In the same way as traditional BYR is rich & narrow in gamut & modern CYM is vivid & wide in gamut. I see that RGB is Rich but narrow in gamut & its mirror CGM would be more vivid & wider in gamut
We use 3 of those 4 schemes regularly now for digital, paint & print.
But I predict that in the same way it took us a long time to see the benefits of CYM (in CMYK printing), we will eventually find technical uses for CGM in the additive light mixing or digital space.
It feels both visually intuitive from UCT's model & technically under-explored.
In Phen Theory (the parent theory of UCT) it proposes that Green is actually a polarity of Yellow. Meaning they are positive & negative versions of the same "colour primary" with Green being positive & Yellow being Negative.
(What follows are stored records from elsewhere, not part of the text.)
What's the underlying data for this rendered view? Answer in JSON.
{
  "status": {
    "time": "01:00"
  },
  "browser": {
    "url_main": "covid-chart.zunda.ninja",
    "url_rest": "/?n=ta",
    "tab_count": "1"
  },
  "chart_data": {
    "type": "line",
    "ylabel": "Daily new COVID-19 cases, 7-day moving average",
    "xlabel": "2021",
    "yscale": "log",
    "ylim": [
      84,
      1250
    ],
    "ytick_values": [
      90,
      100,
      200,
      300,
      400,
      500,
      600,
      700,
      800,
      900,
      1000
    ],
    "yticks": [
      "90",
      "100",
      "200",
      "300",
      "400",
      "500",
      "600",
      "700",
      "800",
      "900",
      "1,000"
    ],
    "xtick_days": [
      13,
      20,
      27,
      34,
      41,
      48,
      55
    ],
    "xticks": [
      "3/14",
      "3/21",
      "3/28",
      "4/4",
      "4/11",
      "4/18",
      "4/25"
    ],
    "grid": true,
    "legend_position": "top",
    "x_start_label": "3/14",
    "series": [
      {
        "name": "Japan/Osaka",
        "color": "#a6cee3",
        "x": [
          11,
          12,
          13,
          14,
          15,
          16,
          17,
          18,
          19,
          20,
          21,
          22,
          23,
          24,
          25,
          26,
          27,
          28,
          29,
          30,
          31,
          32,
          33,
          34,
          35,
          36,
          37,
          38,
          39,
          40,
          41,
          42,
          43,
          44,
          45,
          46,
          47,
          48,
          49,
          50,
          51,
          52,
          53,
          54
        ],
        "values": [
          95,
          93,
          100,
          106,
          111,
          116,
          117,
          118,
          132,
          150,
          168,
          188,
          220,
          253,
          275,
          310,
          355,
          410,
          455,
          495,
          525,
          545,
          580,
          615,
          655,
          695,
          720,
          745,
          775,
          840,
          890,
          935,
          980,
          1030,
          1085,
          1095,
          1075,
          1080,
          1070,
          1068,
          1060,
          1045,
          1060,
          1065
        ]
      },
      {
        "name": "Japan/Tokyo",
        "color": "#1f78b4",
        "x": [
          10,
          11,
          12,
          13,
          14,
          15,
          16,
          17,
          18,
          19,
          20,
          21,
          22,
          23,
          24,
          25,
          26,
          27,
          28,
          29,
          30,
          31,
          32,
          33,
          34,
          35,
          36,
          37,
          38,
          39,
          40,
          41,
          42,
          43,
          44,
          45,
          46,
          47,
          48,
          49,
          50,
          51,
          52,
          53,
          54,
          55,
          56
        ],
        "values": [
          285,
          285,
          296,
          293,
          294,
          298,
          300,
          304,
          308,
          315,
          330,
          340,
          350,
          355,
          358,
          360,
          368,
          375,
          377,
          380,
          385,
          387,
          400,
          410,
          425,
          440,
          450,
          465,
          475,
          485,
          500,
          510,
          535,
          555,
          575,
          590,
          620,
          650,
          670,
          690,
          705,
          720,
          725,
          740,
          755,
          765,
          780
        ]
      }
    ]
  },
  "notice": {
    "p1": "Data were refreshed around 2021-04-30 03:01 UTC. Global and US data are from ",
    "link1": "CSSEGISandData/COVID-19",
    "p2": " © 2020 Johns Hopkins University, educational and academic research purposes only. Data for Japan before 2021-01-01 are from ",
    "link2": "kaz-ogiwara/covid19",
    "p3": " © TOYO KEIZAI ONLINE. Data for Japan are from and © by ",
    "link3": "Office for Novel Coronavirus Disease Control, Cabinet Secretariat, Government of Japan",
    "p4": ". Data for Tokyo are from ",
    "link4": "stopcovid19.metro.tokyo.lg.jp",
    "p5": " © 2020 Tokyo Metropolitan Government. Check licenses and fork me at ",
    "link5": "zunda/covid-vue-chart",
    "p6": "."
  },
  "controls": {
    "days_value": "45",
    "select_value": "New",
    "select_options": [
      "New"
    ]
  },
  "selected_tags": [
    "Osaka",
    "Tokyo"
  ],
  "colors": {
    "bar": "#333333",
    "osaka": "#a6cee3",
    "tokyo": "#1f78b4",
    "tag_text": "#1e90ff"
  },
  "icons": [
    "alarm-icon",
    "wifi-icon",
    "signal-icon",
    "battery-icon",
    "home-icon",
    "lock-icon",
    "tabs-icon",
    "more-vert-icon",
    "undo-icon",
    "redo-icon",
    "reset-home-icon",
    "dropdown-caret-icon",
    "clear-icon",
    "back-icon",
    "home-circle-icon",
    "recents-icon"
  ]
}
This explains the presence of additive & subtractive colour spaces as can be see in the UCT model's top white/additive pyramid mixed from light "Non-matter" & bottom/subtractive pyramid mixed from "Matter" (chemicals, dyes & pigments etc.) forming an overall polarity for the structure & 2 realms of colour mixing.
All this leads me to propose that CGM being composed of all the "Positive" polarities of the primaries (C=B+, G=Y+ & M=R+) is the future of digital display & lighting technologies, being able to produce the brightest most vivid & widest colour spaces & schemes.
CGM will be the King/Queen of Colour Spaces!